Jurisdiction of formation
Depending on the nature of the business of the entity being formed—either at the time of formation or down the line—clients will want to consider the jurisdiction that the entity is formed in, as that will dictate which corporate statute will apply.
- In Canada, entities can be formed federally,
provincially or territorially. Each jurisdiction has certain
statutory requirements and restrictions that will apply to entities
formed under them. A few high-level questions to consider when
determining the jurisdiction are:
- Will there be directors residing in Canada? If not, then forming under a jurisdiction that does not have a director residency requirement (such as British Columbia, Alberta, Ontario or Québec) may be preferable.
- What kind of flexibility will you need for calling corporate/shareholder meetings?
- What will the scope of the business be? Will it operate only in one province or territory, or across Canada?

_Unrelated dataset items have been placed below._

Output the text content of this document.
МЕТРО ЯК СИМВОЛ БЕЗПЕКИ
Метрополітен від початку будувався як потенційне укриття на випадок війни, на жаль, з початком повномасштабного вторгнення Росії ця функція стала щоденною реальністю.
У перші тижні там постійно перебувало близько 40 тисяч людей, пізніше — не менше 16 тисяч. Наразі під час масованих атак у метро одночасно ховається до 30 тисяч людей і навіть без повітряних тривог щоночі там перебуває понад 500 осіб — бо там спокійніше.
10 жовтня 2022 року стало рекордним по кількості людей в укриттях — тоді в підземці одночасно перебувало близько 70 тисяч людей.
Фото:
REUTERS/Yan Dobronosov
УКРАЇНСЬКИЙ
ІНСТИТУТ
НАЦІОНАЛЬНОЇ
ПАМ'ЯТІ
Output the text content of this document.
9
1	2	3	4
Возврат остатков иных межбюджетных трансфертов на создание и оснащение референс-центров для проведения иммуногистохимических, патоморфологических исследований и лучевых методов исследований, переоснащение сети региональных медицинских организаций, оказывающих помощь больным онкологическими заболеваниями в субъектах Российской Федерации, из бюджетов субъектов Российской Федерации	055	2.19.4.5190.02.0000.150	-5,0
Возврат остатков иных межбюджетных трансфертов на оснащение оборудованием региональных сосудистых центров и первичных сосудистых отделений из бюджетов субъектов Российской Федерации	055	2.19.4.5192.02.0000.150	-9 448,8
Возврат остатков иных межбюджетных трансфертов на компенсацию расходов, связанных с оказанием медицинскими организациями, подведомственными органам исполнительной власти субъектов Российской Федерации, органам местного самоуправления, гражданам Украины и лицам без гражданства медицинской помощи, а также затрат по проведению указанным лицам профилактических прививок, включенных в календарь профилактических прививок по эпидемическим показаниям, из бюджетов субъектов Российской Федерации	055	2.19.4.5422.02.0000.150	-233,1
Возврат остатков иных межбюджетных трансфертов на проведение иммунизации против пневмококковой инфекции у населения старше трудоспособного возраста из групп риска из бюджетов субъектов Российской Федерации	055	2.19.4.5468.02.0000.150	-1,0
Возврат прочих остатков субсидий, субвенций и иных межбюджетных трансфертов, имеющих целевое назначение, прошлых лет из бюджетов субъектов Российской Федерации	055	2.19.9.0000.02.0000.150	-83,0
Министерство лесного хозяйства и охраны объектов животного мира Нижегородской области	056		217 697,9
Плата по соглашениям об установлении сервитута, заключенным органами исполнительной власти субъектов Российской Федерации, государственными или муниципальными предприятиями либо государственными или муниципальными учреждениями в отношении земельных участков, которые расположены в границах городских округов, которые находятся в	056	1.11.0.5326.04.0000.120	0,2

Are there any components to the business that may require extra-provincial registrations (i.e., expanding the business to other provinces/territories outside the jurisdiction of formation)?
- Will any license or regulatory requirements apply to the business?
- In the U.S., the most common state of jurisdiction is Delaware, due to its well-established jurisprudence relating to corporate matters, common use and flexibility. An entity may be formed under a different state if there are specific state licence or tax requirements or its primary business is in a specific state and expansion is not anticipated.
Other considerations
- The Investment Canada Act requires any non-Canadian investor to file a notification form within 30 days of acquiring control of or establishing a Canadian business. In certain circumstances advance review of the investment is required.
- Employer Identification Numbers (EINs) are required by the IRS for companies in the U.S. who will have employees, operate as corporations or partnership, file tax returns, or withhold taxes. The application process is straightforward but requires certain information regarding the business and the current/future employee status.
- The size and scope of the bank and accountants needed for the purpose of the formed entity should be considered. Factors including the nature and scope of the business, the jurisdiction and expected revenue will dictate which bank and accounting firm should be engaged.
The content of this article is intended to provide a general guide to the subject matter. Specialist advice should be sought about your specific circumstances.